The reality is that the public is far ahead, and to the left, of the government on financial and economic reform. Polling by YouGov in February, for example, revealed that 76 per cent of those surveyed wanted the government to introduce a law to cap bonus payments; 51 per cent said they backed the so-called Robin Hood tax, or Tobin tax, on financial transactions; and 68 per cent said they supported rules to split retail and investment banking. The latter view is backed by the Trotskyist governor of the Bank of England, Mervyn King, and the former by “Red” Adair Turner of the Financial Services Authority.

Then there is the role of the state. The right could offer no real alternative to the de facto nationalisation of the banks in 2008 — and the late Michael Foot went to his grave having seen a key section of his 1983 “suicide note” manifesto implemented by a (New) Labour government.

But the hankering for state ownership of the so-called commanding heights of the economy is not restricted to the financial sector. Polls show voters in favour of the renationalisation of electricity, gas, water, the railways and the telecommunications industry.

In fact, throughout the Thatcher era, more people voted for high-spending, tax-raising parties than voted for Thatcher.
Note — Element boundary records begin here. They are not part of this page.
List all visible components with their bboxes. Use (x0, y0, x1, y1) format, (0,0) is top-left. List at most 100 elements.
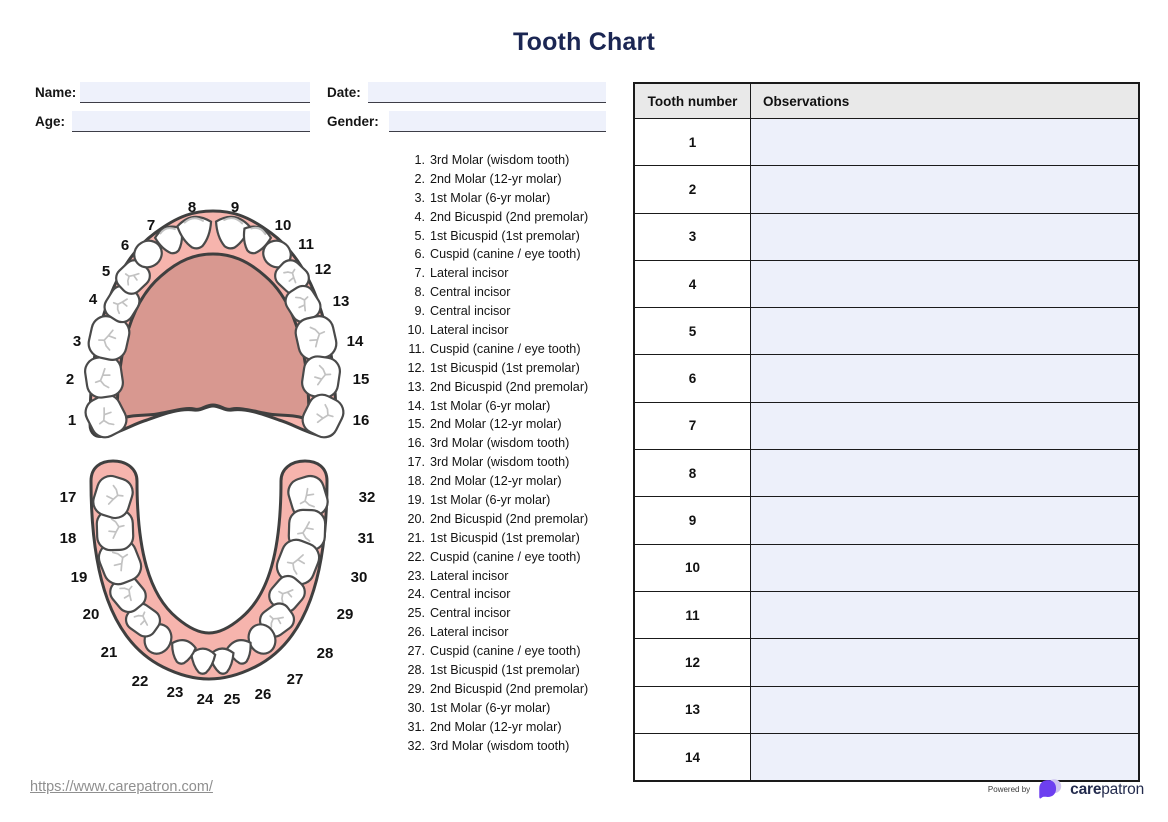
tooth-list-number: 11. (408, 341, 425, 356)
tooth-2-shape (84, 355, 124, 399)
observation-cell[interactable] (750, 732, 1140, 782)
tooth-list-name: 1st Molar (6-yr molar) (430, 700, 551, 715)
tooth-list-item: 32. 3rd Molar (wisdom tooth) (399, 737, 588, 756)
tooth-list-name: 2nd Molar (12-yr molar) (430, 719, 562, 734)
tooth-list-name: 3rd Molar (wisdom tooth) (430, 455, 570, 470)
tooth-list-name: 2nd Bicuspid (2nd premolar) (430, 379, 589, 394)
tooth-list-name: Central incisor (430, 606, 511, 621)
tooth-list-item: 14. 1st Molar (6-yr molar) (399, 397, 588, 416)
tooth-19-shape (275, 538, 321, 586)
tooth-list-item: 23. Lateral incisor (399, 567, 588, 586)
tooth-list-item: 11. Cuspid (canine / eye tooth) (399, 340, 588, 359)
tooth-list-name: Lateral incisor (430, 568, 509, 583)
observations-table: Tooth number Observations 1 2 3 4 5 6 7 8 9 10 11 1… (633, 82, 1140, 783)
tooth-list-number: 27. (407, 644, 425, 659)
tooth-number-cell: 11 (633, 590, 751, 640)
table-row: 1 (633, 117, 1140, 167)
tooth-4-label: 4 (89, 291, 98, 308)
table-row: 6 (633, 354, 1140, 403)
tooth-7-shape (153, 225, 184, 255)
tooth-number-cell: 5 (633, 307, 751, 356)
tooth-3-label: 3 (73, 333, 81, 350)
tooth-list-item: 31. 2nd Molar (12-yr molar) (399, 718, 588, 737)
tooth-21-label: 21 (101, 644, 118, 661)
observations-header: Observations (750, 82, 1140, 119)
observation-cell[interactable] (750, 354, 1140, 403)
tooth-list-item: 2. 2nd Molar (12-yr molar) (399, 170, 588, 189)
table-row: 2 (633, 165, 1140, 214)
tooth-list-name: Cuspid (canine / eye tooth) (430, 247, 581, 262)
observation-cell[interactable] (750, 307, 1140, 356)
tooth-list-item: 21. 1st Bicuspid (1st premolar) (399, 529, 588, 548)
observation-cell[interactable] (750, 685, 1140, 734)
age-field[interactable] (72, 111, 310, 132)
observation-cell[interactable] (750, 496, 1140, 545)
gender-field[interactable] (389, 111, 606, 132)
tooth-list-item: 27. Cuspid (canine / eye tooth) (399, 642, 588, 661)
tooth-list-number: 24. (407, 587, 425, 602)
date-field[interactable] (368, 82, 606, 103)
observation-cell[interactable] (750, 259, 1140, 309)
tooth-27-label: 27 (287, 671, 304, 688)
tooth-list-number: 1. (414, 153, 425, 167)
tooth-list-name: Cuspid (canine / eye tooth) (430, 549, 581, 564)
tooth-number-cell: 13 (633, 685, 751, 734)
tooth-28-shape (124, 602, 162, 638)
tooth-name-list: 1. 3rd Molar (wisdom tooth) 2. 2nd Molar (1… (399, 151, 588, 756)
tooth-list-item: 6. Cuspid (canine / eye tooth) (399, 245, 588, 264)
observation-cell[interactable] (750, 212, 1140, 261)
tooth-list-number: 10. (407, 323, 425, 338)
carepatron-logo-icon (1039, 779, 1062, 799)
tooth-list-number: 12. (407, 360, 425, 375)
tooth-number-cell: 12 (633, 638, 751, 687)
tooth-list-number: 29. (407, 681, 425, 696)
tooth-list-name: Lateral incisor (430, 266, 509, 281)
tooth-18-label: 18 (60, 530, 76, 547)
tooth-28-label: 28 (317, 645, 334, 662)
tooth-list-number: 26. (407, 625, 425, 640)
tooth-23-label: 23 (167, 684, 184, 701)
tooth-list-item: 4. 2nd Bicuspid (2nd premolar) (399, 208, 588, 227)
tooth-list-number: 5. (414, 228, 425, 243)
tooth-list-number: 22. (407, 549, 425, 564)
tooth-list-number: 18. (407, 474, 425, 489)
tooth-list-item: 10. Lateral incisor (399, 321, 588, 340)
observation-cell[interactable] (750, 117, 1140, 167)
tooth-list-item: 22. Cuspid (canine / eye tooth) (399, 548, 588, 567)
tooth-list-item: 8. Central incisor (399, 283, 588, 302)
tooth-list-name: 3rd Molar (wisdom tooth) (430, 153, 570, 167)
table-row: 12 (633, 638, 1140, 687)
observation-cell[interactable] (750, 638, 1140, 687)
tooth-8-label: 8 (188, 199, 196, 216)
tooth-7-label: 7 (147, 217, 155, 234)
tooth-list-item: 5. 1st Bicuspid (1st premolar) (399, 227, 588, 246)
table-row: 7 (633, 401, 1140, 451)
tooth-list-number: 6. (414, 247, 425, 262)
footer-url[interactable]: https://www.carepatron.com/ (30, 779, 213, 795)
tooth-list-item: 19. 1st Molar (6-yr molar) (399, 491, 588, 510)
tooth-list-number: 17. (407, 455, 425, 470)
name-field[interactable] (80, 82, 310, 103)
tooth-26-label: 26 (255, 686, 272, 703)
observation-cell[interactable] (750, 543, 1140, 592)
tooth-list-name: 3rd Molar (wisdom tooth) (430, 436, 570, 451)
tooth-list-name: 1st Bicuspid (1st premolar) (430, 228, 580, 243)
tooth-number-cell: 1 (633, 117, 751, 167)
tooth-list-name: 1st Bicuspid (1st premolar) (430, 530, 580, 545)
observation-cell[interactable] (750, 401, 1140, 451)
observation-cell[interactable] (750, 165, 1140, 214)
tooth-list-number: 28. (407, 663, 425, 678)
observation-cell[interactable] (750, 449, 1140, 498)
tooth-list-item: 18. 2nd Molar (12-yr molar) (399, 472, 588, 491)
tooth-list-name: 3rd Molar (wisdom tooth) (430, 738, 570, 753)
tooth-30-label: 30 (351, 569, 368, 586)
tooth-list-item: 25. Central incisor (399, 604, 588, 623)
tooth-list-number: 31. (407, 719, 425, 734)
date-label: Date: (327, 85, 361, 100)
observation-cell[interactable] (750, 590, 1140, 640)
tooth-12-label: 12 (315, 261, 332, 278)
age-label: Age: (35, 114, 65, 129)
tooth-list-item: 17. 3rd Molar (wisdom tooth) (399, 453, 588, 472)
tooth-list-name: 2nd Bicuspid (2nd premolar) (430, 681, 589, 696)
tooth-number-cell: 3 (633, 212, 751, 261)
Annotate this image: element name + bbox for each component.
Despite three decades of tacking to the right, under Thatcher, Major, Blair and Brown, the public has remained rather collectivist in its attitudes. Happily, recent events have only served to entrench this British mindset — and Labour’s belated semi-conversion to a populist, Keynesian social democracy surely explains the narrowing of the Tory lead since the new year.

Give us a route map

To talk, therefore, of a crisis of left-wing thinking is defeatist nonsense. It is the market-worshipping right that should be in crisis. But there is a serious question as to whether, after a decade-long Faustian pact with the City, Labour, as it is currently constituted, is capable of delivering the radical, progressive agenda voters crave.

The party once sought to split the difference between free-market capitalism and democratic socialism by taking the “Third Way”. In the end, under Blair and Brown, this turned out to be less a new route map for the left than a neoliberal dead end.

So here the “Where next for the left?” brigade has a point. But will the forthcoming election provoke a political realignment on the left that cuts across party, sectarian and geographical lines, and incorporates, say, the traditions and ideologies of smaller parties like the Greens and non-party, community-based organisations such as London Citizens?

The ubiquitous Jon Cruddas, Labour MP and former deputy leadership candidate, argues in his contribution to the Compass/Soundings ebook that alliances of this kind are not alien to the Labour Party’s own history.

Crisis? What crisis? There is no need for post-mortems; the patient is not dead. The left should be much more confident, triumphalist even, for this is a progressive moment.